How I work in this area

Physics-informed AI for power systems. Pure data-driven models often violate physical laws — voltages, power flows, and machine dynamics that any operator knows can't actually happen. Physics-informed approaches embed those constraints directly into the model, producing forecasts and simulations that are both more accurate and more trustworthy. My recent work applies this to electrical machine modeling and maritime energy systems.

Anomaly detection and forecasting in wholesale electricity markets. Wholesale electricity price signals carry information about congestion, scarcity, renewable curtailment, and operator behavior - but only if you can separate signal from noise. My work on the California ISO market combines anomaly-detection techniques with price-forecasting models to give traders, planners, and regulators sharper visibility into what the market is actually doing.

Machine-learning data preprocessing at scale. The accuracy of any ML system depends more on data preparation than on model choice. My U.S. patent covers methods for automated outlier detection and feature transformation — techniques developed against messy utility datasets where missing values, sensor errors, and distributional shifts are the norm rather than the exception.

AI as load: the data center frontier. Hyperscale AI training and inference are reshaping load forecasting at every ISO in North America. Single sites that draw multiple gigawatts and operate at unprecedented thermal-cycling profiles change interconnection timelines, transmission planning, capacity adequacy, and tariff design. This is increasingly the operational core of my work at Energy Exemplar — helping utilities, regulators, and hyperscalers turn questions like "where can we site the next gigawatt of demand?" into specific, defensible answers.

Stranded-asset analytics using ML and AI. Building on my SAS-era research, I use ML and AI to identify, quantify, and price the risk of stranded electricity generation and storage assets in a decarbonizing economy.

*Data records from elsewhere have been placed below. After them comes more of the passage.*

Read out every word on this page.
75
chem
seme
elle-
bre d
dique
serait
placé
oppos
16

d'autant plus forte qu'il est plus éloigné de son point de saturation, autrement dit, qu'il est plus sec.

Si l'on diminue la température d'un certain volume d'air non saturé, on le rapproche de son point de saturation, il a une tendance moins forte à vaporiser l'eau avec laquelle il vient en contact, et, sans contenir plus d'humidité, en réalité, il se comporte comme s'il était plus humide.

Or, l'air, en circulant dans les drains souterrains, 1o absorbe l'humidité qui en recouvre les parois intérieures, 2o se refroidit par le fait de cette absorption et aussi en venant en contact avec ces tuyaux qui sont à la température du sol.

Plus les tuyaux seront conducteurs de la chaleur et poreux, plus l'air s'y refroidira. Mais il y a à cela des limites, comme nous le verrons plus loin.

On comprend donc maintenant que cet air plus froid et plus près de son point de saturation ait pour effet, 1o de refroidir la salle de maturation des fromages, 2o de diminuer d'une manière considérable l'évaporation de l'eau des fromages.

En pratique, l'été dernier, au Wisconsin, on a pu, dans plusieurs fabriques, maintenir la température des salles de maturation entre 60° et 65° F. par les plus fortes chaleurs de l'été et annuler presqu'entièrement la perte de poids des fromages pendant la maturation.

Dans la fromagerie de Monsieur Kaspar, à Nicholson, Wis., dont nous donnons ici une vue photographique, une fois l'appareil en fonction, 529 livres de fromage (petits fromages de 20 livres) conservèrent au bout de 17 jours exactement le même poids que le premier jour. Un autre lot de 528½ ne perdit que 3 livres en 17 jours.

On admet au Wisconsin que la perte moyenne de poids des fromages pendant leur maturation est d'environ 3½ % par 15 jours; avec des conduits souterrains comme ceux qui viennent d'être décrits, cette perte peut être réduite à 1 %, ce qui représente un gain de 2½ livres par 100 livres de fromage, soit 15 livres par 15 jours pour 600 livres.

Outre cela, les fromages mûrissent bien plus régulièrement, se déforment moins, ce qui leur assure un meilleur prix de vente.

My selected publications and thought leadership in this frontier

Patent and books

  1. U.S. Patent No. 12,254,001 — Automated Outlier Detection and Feature Transformation in Machine Learning Models — 2025

  2. Tackling the Risk of Stranded Electricity Assets with Machine Learning and Artificial Intelligence — IntechOpen, 2021

  3. Introductory Chapter: Sustainable Energy Investment and the Transition to Renewable Energy-Powered Futures — IntechOpen, 2021

Recent peer-reviewed research

  1. Advancing Electrical Machine Modeling with Physics-Informed AI — 2026

  2. Physics-Informed AI for Maritime Energy and the Blue Economy — 2025

  3. Anomaly Detection in California Electricity Price Forecasting — 2025

Recognition

  1. Dr. Nyangon Named Top 100 Most Influential People of African Descent at the 2024 United Nations General Assembly

For the full archive, see Publications →

What this means for utilities, System Operators, and large-load customers

If you're a utility analytics team, the question isn't whether to adopt ML — it's how to do it without inheriting brittle pipelines, hallucinating forecasts, or violations of physical constraints that put operators at risk. If you're an ISO planner, the question is how AI-driven decision intelligence reshapes resource adequacy and capacity expansion under deep uncertainty. And if you're a large-load customer — particularly a hyperscaler siting new compute — the question is how the grid you're plugging into actually works, how fast it can scale, and what you can do to make interconnection faster.